On Wed, Aug 2, 2023 at 12:27 AM Michal Hocko <mhocko@xxxxxxxx> wrote:
>
> On Tue 01-08-23 08:41:49, Doug Anderson wrote:
> [...]
> > Ah, I see what you mean. The one issue I have with your solution is
> > that the ordering of the stack crawls is less ideal in the "dump all"
> > case when cpu != this_cpu. We really want to see the stack crawl of
> > the locked up CPU first and _then_ see the stack crawls of other CPUs.
> > With your solution the locked up CPU will be interspersed with all the
> > others and will be harder to find in the output (you've got to match
> > it up with the "Watchdog detected hard LOCKUP on cpu N" message).
> > While that's probably not a huge deal, it's nicer to make the output
> > easy to understand for someone trying to parse it...
>
> Is it worth to waste memory for this arguably nicer output? Identifying
> the stack of the locked up CPU is trivial.
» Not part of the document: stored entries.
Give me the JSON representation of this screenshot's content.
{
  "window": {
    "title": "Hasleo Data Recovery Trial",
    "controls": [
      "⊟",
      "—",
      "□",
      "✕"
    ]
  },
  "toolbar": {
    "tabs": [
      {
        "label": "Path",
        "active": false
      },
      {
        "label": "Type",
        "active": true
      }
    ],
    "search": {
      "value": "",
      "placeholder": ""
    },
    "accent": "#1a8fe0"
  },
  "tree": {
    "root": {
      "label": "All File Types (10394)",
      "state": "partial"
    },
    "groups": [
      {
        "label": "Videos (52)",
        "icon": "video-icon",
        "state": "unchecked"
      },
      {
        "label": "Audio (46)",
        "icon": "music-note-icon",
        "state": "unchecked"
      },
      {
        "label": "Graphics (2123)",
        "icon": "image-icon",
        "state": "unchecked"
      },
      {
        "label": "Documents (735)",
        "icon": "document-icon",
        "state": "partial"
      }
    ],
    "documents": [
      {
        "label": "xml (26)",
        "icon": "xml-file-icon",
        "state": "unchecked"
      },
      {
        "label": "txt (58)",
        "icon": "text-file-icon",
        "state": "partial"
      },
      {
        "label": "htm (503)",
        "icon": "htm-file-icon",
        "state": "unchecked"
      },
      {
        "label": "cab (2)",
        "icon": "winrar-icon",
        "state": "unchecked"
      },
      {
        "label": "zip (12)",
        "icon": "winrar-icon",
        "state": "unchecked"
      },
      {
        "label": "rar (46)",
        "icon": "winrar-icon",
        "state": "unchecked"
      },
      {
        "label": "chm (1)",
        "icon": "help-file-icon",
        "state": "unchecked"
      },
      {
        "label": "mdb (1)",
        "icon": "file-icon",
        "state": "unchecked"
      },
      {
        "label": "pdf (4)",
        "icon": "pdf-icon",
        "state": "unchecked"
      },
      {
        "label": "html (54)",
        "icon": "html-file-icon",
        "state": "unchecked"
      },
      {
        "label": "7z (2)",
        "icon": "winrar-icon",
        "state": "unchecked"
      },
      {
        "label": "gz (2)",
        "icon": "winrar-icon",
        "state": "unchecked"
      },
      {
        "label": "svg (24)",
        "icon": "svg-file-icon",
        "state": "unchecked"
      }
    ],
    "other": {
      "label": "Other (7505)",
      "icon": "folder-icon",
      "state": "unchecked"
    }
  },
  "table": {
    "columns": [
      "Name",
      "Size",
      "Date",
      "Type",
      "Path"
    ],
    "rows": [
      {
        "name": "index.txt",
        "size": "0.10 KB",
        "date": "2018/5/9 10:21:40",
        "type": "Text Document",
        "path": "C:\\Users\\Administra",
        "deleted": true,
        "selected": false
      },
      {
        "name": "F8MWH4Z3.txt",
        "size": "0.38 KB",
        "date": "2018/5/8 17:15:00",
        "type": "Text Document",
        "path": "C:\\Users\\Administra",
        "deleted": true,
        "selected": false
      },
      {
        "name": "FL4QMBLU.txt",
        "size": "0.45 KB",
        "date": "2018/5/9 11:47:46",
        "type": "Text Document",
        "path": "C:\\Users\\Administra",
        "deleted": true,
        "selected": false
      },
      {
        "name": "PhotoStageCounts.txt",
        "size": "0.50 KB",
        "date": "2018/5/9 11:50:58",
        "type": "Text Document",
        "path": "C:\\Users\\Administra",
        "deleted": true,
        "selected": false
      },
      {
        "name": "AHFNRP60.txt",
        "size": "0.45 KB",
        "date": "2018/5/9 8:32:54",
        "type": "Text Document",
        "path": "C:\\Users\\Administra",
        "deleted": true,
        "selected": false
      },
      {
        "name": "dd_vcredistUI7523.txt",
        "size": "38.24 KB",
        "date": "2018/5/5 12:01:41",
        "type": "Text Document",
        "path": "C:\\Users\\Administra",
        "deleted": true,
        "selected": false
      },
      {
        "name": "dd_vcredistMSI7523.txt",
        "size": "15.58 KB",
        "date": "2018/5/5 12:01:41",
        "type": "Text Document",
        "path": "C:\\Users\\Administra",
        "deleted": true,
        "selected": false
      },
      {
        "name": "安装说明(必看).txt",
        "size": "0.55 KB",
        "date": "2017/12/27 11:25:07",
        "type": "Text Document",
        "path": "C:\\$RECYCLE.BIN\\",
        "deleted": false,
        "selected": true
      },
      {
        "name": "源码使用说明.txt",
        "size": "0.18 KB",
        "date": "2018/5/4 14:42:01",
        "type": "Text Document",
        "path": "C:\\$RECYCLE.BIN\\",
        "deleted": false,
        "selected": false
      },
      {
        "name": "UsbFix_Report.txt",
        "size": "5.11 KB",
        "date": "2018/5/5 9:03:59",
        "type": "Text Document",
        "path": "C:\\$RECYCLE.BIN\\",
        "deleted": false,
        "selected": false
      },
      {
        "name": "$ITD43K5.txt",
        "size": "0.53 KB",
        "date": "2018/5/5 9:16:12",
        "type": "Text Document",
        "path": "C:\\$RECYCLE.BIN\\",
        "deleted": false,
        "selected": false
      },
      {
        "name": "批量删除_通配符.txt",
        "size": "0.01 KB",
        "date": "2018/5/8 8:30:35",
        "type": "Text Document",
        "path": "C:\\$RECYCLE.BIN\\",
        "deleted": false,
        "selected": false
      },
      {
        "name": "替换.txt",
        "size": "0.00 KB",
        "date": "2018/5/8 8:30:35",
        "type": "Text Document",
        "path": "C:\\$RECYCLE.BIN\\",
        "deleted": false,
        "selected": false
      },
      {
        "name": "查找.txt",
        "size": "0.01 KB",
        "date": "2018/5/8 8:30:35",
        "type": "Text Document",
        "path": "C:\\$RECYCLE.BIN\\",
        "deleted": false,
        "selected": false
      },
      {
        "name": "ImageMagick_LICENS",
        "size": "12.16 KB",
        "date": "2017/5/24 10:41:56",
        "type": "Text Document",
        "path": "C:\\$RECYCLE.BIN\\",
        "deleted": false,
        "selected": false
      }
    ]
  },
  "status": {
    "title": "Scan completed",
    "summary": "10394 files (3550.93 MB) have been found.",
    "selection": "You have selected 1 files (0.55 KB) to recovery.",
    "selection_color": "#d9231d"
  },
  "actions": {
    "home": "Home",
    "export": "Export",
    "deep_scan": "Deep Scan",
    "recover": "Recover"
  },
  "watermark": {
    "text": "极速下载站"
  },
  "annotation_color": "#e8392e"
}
I guess it's debatable, but as someone who has spent time staring at
trawling through reports generated like this, I'd say "yes", it's
super helpful in understanding the problem to have the hung CPU first.
Putting the memory usage in perspective:

* On a kernel built with a more normal number of max CPUs, like 256,
this is only a use of 32 bytes of memory. That's 8 CPU instructions
worth of memory.

* Even on a system with the largest number of max CPUs we currently
allow (8192), this is only a use of 1024 bytes of memory. Sure, that's
a big chunk, but this is also something on our largest systems.

In any case, how about this. We only need the memory allocated if
`sysctl_hardlockup_all_cpu_backtrace` is non-zero. I can hook in
whenever that's changed (should be just at bootup) and then kmalloc
memory then. This really limits the extra memory to just cases when
it's useful. Presumably on systems that are designed to run massively
SMP they wouldn't want to turn this knob on anyway since it would spew
far too much data. If you took a kernel compiled for max SMP, ran it
on a machine with only a few cores, and wanted this feature turned on
then at most you'd be chewing up 1K. In the average case this would
chew up some extra memory (extra CPU instructions to implement the
function take code space, extra overhead around kmalloc) but it would
avoid the 1K chunk in most cases.

Does that sound reasonable?

I guess my last alternative would be to keep the special case of
tracing the hung CPU first (this is the most important part IMO) and
then accept the double trace, AKA:

/* Try to avoid re-dumping the stack on the hung CPU if possible */
if (cpu == this_cpu))
trigger_allbutself_cpu_backtrace();
else
trigger_all_cpu_backtrace();

-Doug